Delegation by Directors Sample Clauses

Delegation by Directors. Subject only to any limitations required by federal law including the Investment Company Act, the Directors may delegate any and all powers and authority hereunder as they consider desirable to any officer of the Company, to any committee of the Directors, any committee composed of Directors and other persons and any committee composed only of persons other than Directors and to any agent, independent contractor or employee of the Company or to any service provider of the Company, including the Investment Manager, Transfer Agent and custodian, provided that such delegation of power or authority by the Directors shall not cause any Director to cease to be a Director of the Company or cause such person, officer, agent, employee or service provider to whom any power or authority has been delegated to be a Director of the Company. The reference in this Agreement to the right of the Directors to, or circumstances under which they may, delegate any power or authority, or the reference in this Agreement to the authorized agents of the Directors or any other Person to whom any power or authority has been or may be delegated pursuant to any specific provision of this Agreement, shall not limit the authority of the Directors to delegate any other power or authority under this Agreement to any Person, subject only to any limitations under federal law including the Investment Company Act.

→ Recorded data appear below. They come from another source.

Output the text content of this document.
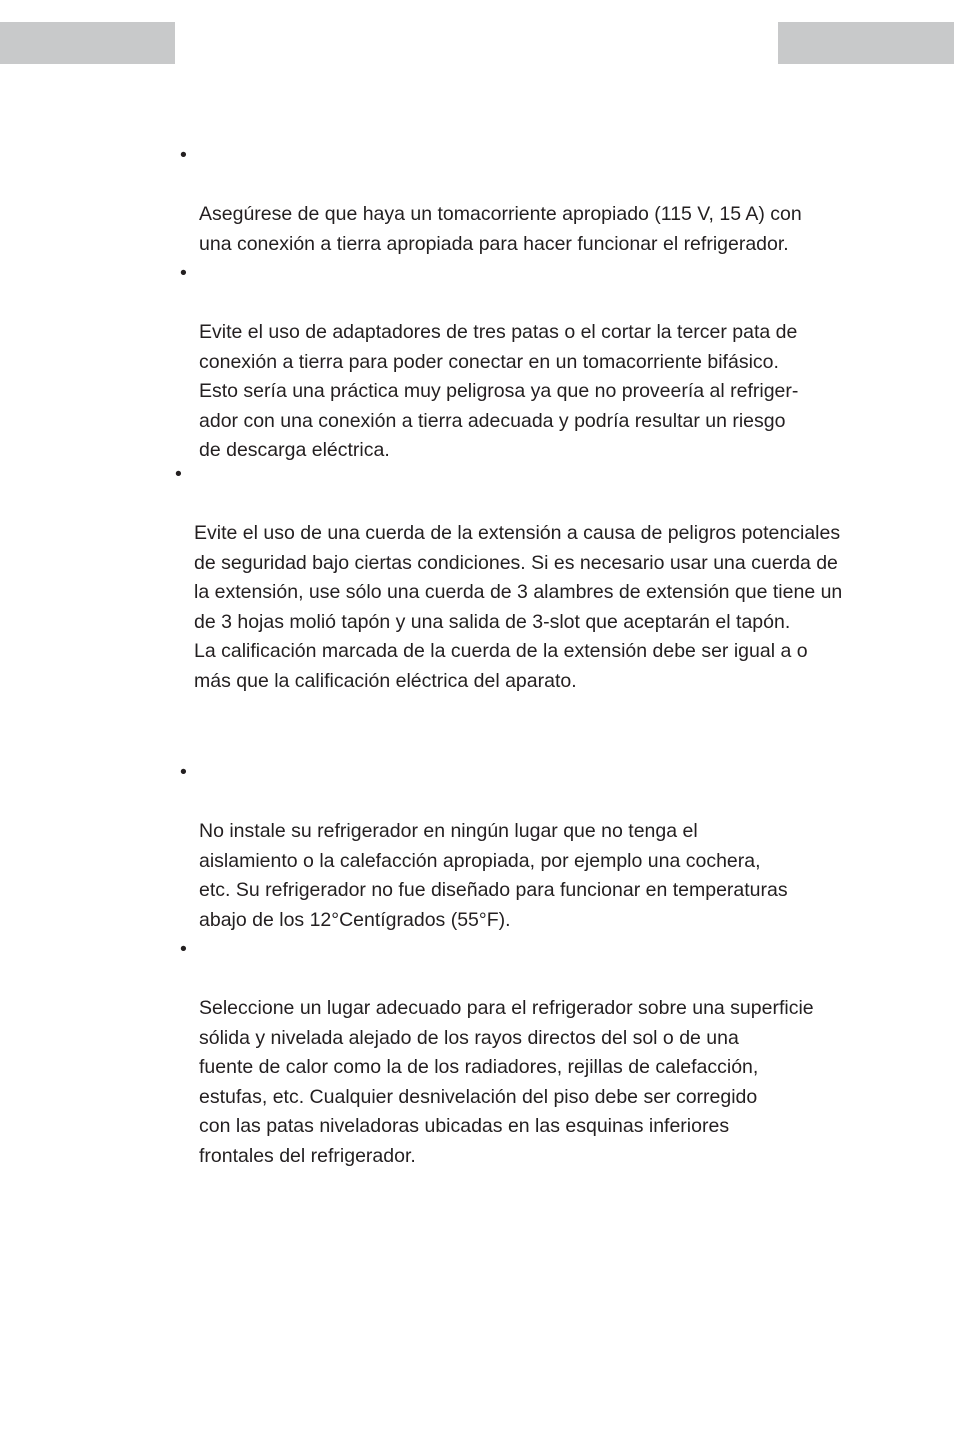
•

Asegúrese de que haya un tomacorriente apropiado (115 V, 15 A) con
una conexión a tierra apropiada para hacer funcionar el refrigerador.

•

Evite el uso de adaptadores de tres patas o el cortar la tercer pata de
conexión a tierra para poder conectar en un tomacorriente bifásico.
Esto sería una práctica muy peligrosa ya que no proveería al refriger-
ador con una conexión a tierra adecuada y podría resultar un riesgo
de descarga eléctrica.

•

Evite el uso de una cuerda de la extensión a causa de peligros potenciales
de seguridad bajo ciertas condiciones. Si es necesario usar una cuerda de
la extensión, use sólo una cuerda de 3 alambres de extensión que tiene un
de 3 hojas molió tapón y una salida de 3-slot que aceptarán el tapón.
La calificación marcada de la cuerda de la extensión debe ser igual a o
más que la calificación eléctrica del aparato.

•

No instale su refrigerador en ningún lugar que no tenga el
aislamiento o la calefacción apropiada, por ejemplo una cochera,
etc. Su refrigerador no fue diseñado para funcionar en temperaturas
abajo de los 12°Centígrados (55°F).

•

Seleccione un lugar adecuado para el refrigerador sobre una superficie
sólida y nivelada alejado de los rayos directos del sol o de una
fuente de calor como la de los radiadores, rejillas de calefacción,
estufas, etc. Cualquier desnivelación del piso debe ser corregido
con las patas niveladoras ubicadas en las esquinas inferiores
frontales del refrigerador.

Delegation by Directors. For greater certainty, the powers of the directors under this Part 8 may be exercised by a committee or other delegate, direct or indirect, of the board authorized to exercise such powers.
Delegation by Directors. The directors may from time to time by resolution delegate to any one or more directors or officers, or to any committee of directors, of the Corporation all or any of the powers conferred on the directors by paragraph 74 above to the full extent thereof or such lesser extent as the directors may in any such resolution provide.